The words 'It's OK' have surely never broken a man's soul as brutally as when delivered by my daughter after I've enthusiastically shown her the prevailing ad of the moment. She doesn't even pretend (despite all we've done for her) when the ad in question is one of ours.
So, imagine my surprise when, the other day, she asked whether our car insurance was due for renewal soon. I was intrigued. She'd never previously shown any interest in this mundane fact of life. It turned out, of course, that she was less concerned with the competitiveness of our quotes than she was interested in owning her own meerkat. What's more, she'd got the idea from a TV ad. A really nice TV ad, as it turned out when she happily rewound Modern Family to show me.
Aleksandr and Sergei enter an office building and tell the bemused security guard that they are looking for a Steve Smith. He sends them to the third floor where they find Steve, who recently bought car insurance via Comparethemarket.com, and reward him with a free meerkat toy. In a subsequent ad, they visit pet insurance-purchaser Sarah Roberts in her home to reward her with a Bogdan toy.
On the face of it, this is the second-oldest trick in the ad book - 'do this/ get that' - but in the hands of the meerkats it feels fresh and appealing all over again. The spot is beautifully crafted, as we've come to expect. The script is properly funny and the puppetry seems to keep getting better and better. How they get all the 'players' to interact so well on screen beats me.
This is a client that understands the power of engagement and wants to stand out in a category that was supposed to be low-involvement and attritional. The consistent evolution of, and dedication to, this idea inspires where others just repeat.

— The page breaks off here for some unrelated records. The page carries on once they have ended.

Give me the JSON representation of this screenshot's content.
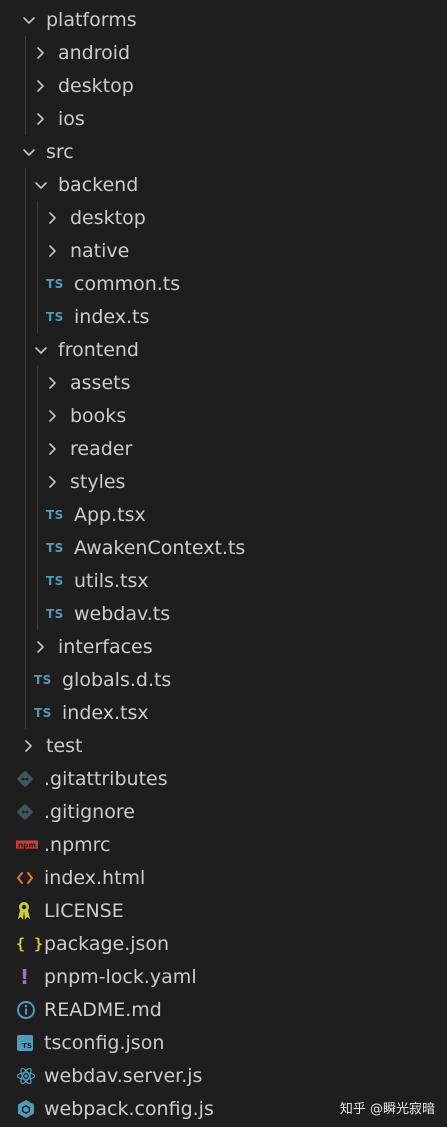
{
  "explorer": {
    "items": [
      {
        "label": "platforms",
        "kind": "folder",
        "open": true,
        "depth": 0
      },
      {
        "label": "android",
        "kind": "folder",
        "open": false,
        "depth": 1
      },
      {
        "label": "desktop",
        "kind": "folder",
        "open": false,
        "depth": 1
      },
      {
        "label": "ios",
        "kind": "folder",
        "open": false,
        "depth": 1
      },
      {
        "label": "src",
        "kind": "folder",
        "open": true,
        "depth": 0
      },
      {
        "label": "backend",
        "kind": "folder",
        "open": true,
        "depth": 1
      },
      {
        "label": "desktop",
        "kind": "folder",
        "open": false,
        "depth": 2
      },
      {
        "label": "native",
        "kind": "folder",
        "open": false,
        "depth": 2
      },
      {
        "label": "common.ts",
        "kind": "file",
        "icon": "typescript-icon",
        "depth": 2
      },
      {
        "label": "index.ts",
        "kind": "file",
        "icon": "typescript-icon",
        "depth": 2
      },
      {
        "label": "frontend",
        "kind": "folder",
        "open": true,
        "depth": 1
      },
      {
        "label": "assets",
        "kind": "folder",
        "open": false,
        "depth": 2
      },
      {
        "label": "books",
        "kind": "folder",
        "open": false,
        "depth": 2
      },
      {
        "label": "reader",
        "kind": "folder",
        "open": false,
        "depth": 2
      },
      {
        "label": "styles",
        "kind": "folder",
        "open": false,
        "depth": 2
      },
      {
        "label": "App.tsx",
        "kind": "file",
        "icon": "typescript-icon",
        "depth": 2
      },
      {
        "label": "AwakenContext.ts",
        "kind": "file",
        "icon": "typescript-icon",
        "depth": 2
      },
      {
        "label": "utils.tsx",
        "kind": "file",
        "icon": "typescript-icon",
        "depth": 2
      },
      {
        "label": "webdav.ts",
        "kind": "file",
        "icon": "typescript-icon",
        "depth": 2
      },
      {
        "label": "interfaces",
        "kind": "folder",
        "open": false,
        "depth": 1
      },
      {
        "label": "globals.d.ts",
        "kind": "file",
        "icon": "typescript-icon",
        "depth": 1
      },
      {
        "label": "index.tsx",
        "kind": "file",
        "icon": "typescript-icon",
        "depth": 1
      },
      {
        "label": "test",
        "kind": "folder",
        "open": false,
        "depth": 0
      },
      {
        "label": ".gitattributes",
        "kind": "file",
        "icon": "git-icon",
        "depth": 0
      },
      {
        "label": ".gitignore",
        "kind": "file",
        "icon": "git-icon",
        "depth": 0
      },
      {
        "label": ".npmrc",
        "kind": "file",
        "icon": "npm-icon",
        "depth": 0
      },
      {
        "label": "index.html",
        "kind": "file",
        "icon": "html-icon",
        "depth": 0
      },
      {
        "label": "LICENSE",
        "kind": "file",
        "icon": "license-icon",
        "depth": 0
      },
      {
        "label": "package.json",
        "kind": "file",
        "icon": "json-icon",
        "depth": 0
      },
      {
        "label": "pnpm-lock.yaml",
        "kind": "file",
        "icon": "yaml-icon",
        "depth": 0
      },
      {
        "label": "README.md",
        "kind": "file",
        "icon": "info-icon",
        "depth": 0
      },
      {
        "label": "tsconfig.json",
        "kind": "file",
        "icon": "tsconfig-icon",
        "depth": 0
      },
      {
        "label": "webdav.server.js",
        "kind": "file",
        "icon": "react-icon",
        "depth": 0
      },
      {
        "label": "webpack.config.js",
        "kind": "file",
        "icon": "webpack-icon",
        "depth": 0
      }
    ]
  },
  "colors": {
    "background": "#1e1e1e",
    "text": "#cccccc",
    "guide": "#3a3a3a",
    "typescript": "#519aba",
    "git": "#41535b",
    "npm": "#cb3837",
    "html": "#e37933",
    "license": "#cbcb41",
    "json": "#cbcb41",
    "yaml": "#a074c4",
    "info": "#519aba",
    "react": "#519aba"
  },
  "icon_text": {
    "typescript": "TS",
    "npm": "npm",
    "json": "{ }",
    "yaml": "!"
  },
  "watermark": "知乎 @瞬光寂暗"
}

We are witnessing a great advertising idea becoming a great marketing idea. You get the sense that the entire organisation has been energised by the power of creatively rethinking a problem.
The curmudgeonly among us may question the power of a toy to sell insurance policies, but that misses the pulling power of this property. In the world of commodity that comparison sites have created, this is probably just enough to make the sale.